乘加macc_FIR调用DSP48E_05

作者:桂。

时间:2018-02-06  17:52:38

前言

到目前为止,本文没有对滤波器实现进行梳理,FIR仿真验证的平台(基于FPGA实现)包括HLS、Systemgenerator,至于*.v 与*.sv可通过程序(如python实现)完成转化,FIR的零散记录到本篇告一段落,本文重点记录DSP48E的使用

一、DSP48E

A-基本结构

主要参考UG479.pdf,DSP48E1结构:

可以看出主要功能为:P = (A±D)×B±C。具体功能可参考IP核:

slice结构及位宽关系:

DSP48E在Xilinx内部的布局:

常用器件DSP48E资源:

B-原语调用

原语类似C语言的汇编,直接关联器件的底层结构,因此通常时序可以做的更好。

DSP48E支持原语调用,记录两个例子:

Ex1:

`timescale 1ns / 1ps

// m = b * (a + d)

// p = c+m or p+m

module dsp48_wrap_f

(

input clock,

input ce1,

input ce2,

input cem,

input cep,

input signed [24:0] a,

input signed [17:0] b,

input signed [47:0] c,

input signed [24:0] d, // this has two fewer pipe stages

// X+Y is usually the multiplier output (M)

// Z is either P, PCIN or C

// bit 1:0: 0: Z+X+Y 3:Z-(X+Y) 1: -Z + (X+Y) 2: -1*(Z+X+Y+1)

// bits 3:2, 0: Z=0, 1: Z=PCIN, 2: Z=P, 3: Z = C

// bit 4: sub in pre add

input [4:0] mode,

input signed [47:0] pcin,

output signed [47:0] pcout,

output signed [47-S:0] p);

parameter S = 0;

parameter USE_DPORT = "FALSE"; // enabling adds 1 reg to A path

parameter AREG = 1;

parameter BREG = 1; // 0 - 2

wire signed [47:0] dsp_p;

assign p = dsp_p[47:S];

DSP48E1

#(

.A_INPUT("DIRECT"), // "DIRECT" "CASCADE"

.B_INPUT("DIRECT"), // "DIRECT" "CASCADE"

.USE_DPORT(USE_DPORT),

.USE_MULT("MULTIPLY"),// "MULTIPLY" "DYNAMIC" "NONE"

.USE_SIMD("ONE48"), // "ONE48" "TWO24" "FOUR12"

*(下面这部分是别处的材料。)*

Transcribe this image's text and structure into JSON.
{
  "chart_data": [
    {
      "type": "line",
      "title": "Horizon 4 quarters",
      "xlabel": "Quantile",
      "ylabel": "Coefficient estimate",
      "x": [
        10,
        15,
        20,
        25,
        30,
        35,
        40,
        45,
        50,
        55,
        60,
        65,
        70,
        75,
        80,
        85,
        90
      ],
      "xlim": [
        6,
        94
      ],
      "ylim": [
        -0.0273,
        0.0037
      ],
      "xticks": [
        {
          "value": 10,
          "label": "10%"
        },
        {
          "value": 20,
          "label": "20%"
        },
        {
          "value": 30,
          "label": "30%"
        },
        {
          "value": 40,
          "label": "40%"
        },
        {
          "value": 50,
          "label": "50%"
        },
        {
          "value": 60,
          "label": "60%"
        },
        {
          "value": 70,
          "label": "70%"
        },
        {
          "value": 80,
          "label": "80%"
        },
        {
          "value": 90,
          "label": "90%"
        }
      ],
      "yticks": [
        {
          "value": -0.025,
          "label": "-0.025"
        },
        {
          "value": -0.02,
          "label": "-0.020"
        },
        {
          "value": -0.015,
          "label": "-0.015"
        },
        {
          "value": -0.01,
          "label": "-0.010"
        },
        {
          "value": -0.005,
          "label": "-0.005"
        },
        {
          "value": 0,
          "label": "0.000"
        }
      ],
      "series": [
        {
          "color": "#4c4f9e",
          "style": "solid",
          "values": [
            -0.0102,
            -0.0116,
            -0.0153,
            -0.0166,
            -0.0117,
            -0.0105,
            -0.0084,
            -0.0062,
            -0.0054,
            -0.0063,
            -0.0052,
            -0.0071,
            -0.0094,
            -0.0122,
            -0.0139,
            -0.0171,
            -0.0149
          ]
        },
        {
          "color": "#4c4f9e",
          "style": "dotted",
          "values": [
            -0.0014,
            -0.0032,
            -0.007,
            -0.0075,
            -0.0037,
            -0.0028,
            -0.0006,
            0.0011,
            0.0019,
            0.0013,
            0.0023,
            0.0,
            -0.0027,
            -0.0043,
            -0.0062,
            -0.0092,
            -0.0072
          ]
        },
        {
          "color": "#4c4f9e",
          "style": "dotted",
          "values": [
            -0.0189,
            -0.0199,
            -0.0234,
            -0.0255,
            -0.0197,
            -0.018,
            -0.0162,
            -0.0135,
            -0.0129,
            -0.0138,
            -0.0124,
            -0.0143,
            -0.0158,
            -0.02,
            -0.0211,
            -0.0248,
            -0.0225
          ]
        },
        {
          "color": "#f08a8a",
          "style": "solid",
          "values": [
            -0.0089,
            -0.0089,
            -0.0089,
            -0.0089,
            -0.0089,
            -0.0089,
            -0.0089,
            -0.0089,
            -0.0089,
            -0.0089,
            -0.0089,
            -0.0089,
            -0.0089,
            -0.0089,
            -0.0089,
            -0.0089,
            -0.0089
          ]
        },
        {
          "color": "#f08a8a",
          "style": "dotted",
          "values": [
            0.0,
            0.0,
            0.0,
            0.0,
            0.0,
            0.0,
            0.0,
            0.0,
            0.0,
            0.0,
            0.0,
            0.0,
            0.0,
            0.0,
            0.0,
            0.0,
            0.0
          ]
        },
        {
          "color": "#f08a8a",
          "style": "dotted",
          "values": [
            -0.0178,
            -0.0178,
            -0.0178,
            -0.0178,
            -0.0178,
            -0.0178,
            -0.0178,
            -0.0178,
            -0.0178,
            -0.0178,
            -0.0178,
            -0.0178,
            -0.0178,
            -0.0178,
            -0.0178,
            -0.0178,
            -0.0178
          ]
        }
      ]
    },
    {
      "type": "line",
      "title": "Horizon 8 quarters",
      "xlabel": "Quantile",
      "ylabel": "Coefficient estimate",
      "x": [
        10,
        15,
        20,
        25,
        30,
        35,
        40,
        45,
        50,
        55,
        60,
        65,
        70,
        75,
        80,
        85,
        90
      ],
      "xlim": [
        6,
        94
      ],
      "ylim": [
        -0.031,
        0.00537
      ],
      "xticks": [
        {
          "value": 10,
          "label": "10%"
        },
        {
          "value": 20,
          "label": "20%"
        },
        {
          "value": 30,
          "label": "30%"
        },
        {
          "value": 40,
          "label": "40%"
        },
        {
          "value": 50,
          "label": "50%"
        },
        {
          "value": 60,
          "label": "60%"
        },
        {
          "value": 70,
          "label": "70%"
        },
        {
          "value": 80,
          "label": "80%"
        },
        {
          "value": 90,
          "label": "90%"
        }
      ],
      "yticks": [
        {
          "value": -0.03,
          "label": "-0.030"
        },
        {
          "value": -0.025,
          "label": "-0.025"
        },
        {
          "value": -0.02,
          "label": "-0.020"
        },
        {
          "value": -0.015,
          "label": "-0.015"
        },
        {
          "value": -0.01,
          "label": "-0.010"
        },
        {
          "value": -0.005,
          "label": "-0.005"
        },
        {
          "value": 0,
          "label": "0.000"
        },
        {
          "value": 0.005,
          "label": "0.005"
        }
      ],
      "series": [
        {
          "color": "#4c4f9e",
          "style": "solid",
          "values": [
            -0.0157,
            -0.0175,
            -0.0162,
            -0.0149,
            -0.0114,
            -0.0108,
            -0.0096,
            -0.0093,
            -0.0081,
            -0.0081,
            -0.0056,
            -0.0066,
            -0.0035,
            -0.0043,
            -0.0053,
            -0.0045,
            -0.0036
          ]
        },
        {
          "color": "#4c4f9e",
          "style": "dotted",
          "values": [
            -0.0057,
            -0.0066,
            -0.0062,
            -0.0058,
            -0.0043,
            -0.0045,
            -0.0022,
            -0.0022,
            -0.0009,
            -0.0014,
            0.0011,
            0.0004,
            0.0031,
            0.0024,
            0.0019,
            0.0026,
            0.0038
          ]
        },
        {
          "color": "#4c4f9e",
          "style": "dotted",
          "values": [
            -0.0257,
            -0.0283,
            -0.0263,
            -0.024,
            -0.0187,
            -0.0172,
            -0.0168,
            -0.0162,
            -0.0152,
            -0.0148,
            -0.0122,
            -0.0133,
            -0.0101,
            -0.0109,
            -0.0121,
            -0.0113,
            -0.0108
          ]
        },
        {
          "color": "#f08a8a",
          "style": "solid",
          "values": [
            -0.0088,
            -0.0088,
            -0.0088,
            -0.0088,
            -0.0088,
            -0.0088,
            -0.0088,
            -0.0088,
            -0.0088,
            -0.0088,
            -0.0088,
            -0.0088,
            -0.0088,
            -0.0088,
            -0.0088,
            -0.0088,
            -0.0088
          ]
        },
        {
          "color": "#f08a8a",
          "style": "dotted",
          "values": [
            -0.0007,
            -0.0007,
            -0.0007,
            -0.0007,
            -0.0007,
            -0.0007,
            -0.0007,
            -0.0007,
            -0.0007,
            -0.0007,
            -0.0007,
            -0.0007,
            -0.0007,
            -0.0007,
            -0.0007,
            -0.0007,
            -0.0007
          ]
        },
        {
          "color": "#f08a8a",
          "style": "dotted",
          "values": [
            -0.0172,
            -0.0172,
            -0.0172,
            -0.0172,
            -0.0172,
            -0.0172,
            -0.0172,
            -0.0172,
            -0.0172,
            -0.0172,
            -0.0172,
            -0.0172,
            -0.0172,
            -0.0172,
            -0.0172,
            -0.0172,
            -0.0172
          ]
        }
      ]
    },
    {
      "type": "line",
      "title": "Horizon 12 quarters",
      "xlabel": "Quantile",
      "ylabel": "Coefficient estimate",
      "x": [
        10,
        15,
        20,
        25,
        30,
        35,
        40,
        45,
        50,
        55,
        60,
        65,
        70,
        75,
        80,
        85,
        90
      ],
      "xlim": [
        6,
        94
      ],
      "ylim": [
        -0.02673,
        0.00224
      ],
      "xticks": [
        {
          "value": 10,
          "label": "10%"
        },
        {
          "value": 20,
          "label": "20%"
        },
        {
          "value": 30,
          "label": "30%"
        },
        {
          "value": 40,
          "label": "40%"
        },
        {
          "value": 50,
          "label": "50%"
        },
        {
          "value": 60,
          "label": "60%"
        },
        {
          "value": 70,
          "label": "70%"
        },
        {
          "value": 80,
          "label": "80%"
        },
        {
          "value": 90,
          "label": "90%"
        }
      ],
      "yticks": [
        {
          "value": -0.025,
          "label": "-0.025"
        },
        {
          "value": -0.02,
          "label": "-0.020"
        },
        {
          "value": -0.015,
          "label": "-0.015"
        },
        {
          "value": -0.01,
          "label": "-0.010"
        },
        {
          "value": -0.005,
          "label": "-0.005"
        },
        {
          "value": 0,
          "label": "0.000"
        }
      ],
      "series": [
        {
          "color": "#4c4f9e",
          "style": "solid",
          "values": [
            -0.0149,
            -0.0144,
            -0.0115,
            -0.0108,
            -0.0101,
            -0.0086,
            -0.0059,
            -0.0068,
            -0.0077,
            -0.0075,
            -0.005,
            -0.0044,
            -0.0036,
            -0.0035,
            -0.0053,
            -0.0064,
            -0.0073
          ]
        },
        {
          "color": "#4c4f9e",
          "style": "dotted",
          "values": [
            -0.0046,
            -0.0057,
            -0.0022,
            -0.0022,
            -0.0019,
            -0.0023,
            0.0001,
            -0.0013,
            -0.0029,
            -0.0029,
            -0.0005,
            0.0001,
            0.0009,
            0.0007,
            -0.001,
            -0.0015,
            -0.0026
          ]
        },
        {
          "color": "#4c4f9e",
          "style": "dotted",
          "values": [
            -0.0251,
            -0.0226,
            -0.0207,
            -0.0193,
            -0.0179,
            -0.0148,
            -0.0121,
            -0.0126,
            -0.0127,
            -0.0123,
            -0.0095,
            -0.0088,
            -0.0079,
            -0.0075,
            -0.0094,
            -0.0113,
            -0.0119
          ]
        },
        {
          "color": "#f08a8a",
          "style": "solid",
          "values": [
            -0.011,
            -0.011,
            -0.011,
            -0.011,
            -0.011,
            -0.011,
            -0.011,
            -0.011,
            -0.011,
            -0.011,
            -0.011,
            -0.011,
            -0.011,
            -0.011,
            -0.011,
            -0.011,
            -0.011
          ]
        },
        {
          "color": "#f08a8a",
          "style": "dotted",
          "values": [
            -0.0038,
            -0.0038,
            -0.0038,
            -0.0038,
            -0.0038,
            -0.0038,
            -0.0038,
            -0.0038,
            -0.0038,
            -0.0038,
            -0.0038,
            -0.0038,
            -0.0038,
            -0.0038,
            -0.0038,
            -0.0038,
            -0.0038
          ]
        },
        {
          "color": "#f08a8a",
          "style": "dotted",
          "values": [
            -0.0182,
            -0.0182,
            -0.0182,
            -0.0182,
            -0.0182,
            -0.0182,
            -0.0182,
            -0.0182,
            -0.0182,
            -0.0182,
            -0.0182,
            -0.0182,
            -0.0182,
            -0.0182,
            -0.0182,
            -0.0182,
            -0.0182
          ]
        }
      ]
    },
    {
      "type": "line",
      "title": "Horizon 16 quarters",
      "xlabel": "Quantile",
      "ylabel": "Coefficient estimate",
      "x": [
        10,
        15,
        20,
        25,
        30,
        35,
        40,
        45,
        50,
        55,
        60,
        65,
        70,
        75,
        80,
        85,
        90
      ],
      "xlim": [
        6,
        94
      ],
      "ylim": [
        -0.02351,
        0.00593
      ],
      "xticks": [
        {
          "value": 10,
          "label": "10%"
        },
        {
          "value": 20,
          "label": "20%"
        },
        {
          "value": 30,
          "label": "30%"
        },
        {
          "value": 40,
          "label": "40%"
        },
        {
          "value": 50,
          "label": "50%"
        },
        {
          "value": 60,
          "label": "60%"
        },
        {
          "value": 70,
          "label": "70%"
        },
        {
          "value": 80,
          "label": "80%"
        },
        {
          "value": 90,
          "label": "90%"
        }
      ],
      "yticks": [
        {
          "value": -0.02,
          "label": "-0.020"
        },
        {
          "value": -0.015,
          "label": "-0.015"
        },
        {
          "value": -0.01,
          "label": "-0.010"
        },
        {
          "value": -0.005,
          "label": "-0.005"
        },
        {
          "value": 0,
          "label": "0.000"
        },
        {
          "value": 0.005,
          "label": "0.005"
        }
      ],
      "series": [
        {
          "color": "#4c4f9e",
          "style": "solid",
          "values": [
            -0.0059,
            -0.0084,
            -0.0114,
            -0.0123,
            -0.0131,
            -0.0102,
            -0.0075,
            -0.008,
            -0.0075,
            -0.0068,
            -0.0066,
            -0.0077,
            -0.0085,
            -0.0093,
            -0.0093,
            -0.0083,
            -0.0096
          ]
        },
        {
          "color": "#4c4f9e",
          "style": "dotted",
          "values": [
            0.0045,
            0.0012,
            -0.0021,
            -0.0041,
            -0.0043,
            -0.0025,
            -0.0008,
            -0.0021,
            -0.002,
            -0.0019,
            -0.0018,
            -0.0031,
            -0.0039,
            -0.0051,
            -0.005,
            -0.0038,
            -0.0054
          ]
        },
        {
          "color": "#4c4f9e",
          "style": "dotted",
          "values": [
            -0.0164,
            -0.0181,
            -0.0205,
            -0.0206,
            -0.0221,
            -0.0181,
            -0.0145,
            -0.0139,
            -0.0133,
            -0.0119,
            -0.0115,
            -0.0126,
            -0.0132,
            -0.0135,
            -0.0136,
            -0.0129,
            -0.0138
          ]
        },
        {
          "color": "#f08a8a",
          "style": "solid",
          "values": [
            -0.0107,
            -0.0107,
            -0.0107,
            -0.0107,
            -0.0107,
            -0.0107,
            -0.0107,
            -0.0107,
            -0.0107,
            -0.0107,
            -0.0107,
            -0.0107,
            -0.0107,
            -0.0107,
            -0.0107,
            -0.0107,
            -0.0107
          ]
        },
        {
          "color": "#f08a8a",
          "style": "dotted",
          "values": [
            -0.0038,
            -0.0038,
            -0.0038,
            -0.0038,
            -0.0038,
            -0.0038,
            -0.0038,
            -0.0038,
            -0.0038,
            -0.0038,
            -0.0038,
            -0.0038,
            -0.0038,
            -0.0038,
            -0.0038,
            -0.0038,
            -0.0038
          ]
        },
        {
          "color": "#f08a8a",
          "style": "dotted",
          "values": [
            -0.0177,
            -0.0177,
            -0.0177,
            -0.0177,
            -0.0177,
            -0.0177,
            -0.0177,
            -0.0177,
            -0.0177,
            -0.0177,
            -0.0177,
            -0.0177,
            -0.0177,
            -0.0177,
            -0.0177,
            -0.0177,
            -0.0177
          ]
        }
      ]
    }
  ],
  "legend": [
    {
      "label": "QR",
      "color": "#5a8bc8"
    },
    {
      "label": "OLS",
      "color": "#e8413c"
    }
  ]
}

// pattern detector - not used

.AUTORESET_PATDET("NO_RESET"), .MASK(48'h3fffffffffff),

.PATTERN(48'h000000000000), .SEL_MASK("MASK"),

.SEL_PATTERN("PATTERN"), .USE_PATTERN_DETECT("NO_PATDET"),

// register enables

.ACASCREG(1), // pipeline stages between A/ACIN and ACOUT (0, 1 or 2)

.ADREG(1), // pipeline stages for pre-adder (0 or 1)

.ALUMODEREG(1), // pipeline stages for ALUMODE (0 or 1)

.AREG(AREG), // pipeline stages for A (0, 1 or 2)

.BCASCREG(1), // pipeline stages between B/BCIN and BCOUT (0, 1 or 2)

.BREG(BREG), // pipeline stages for B (0, 1 or 2)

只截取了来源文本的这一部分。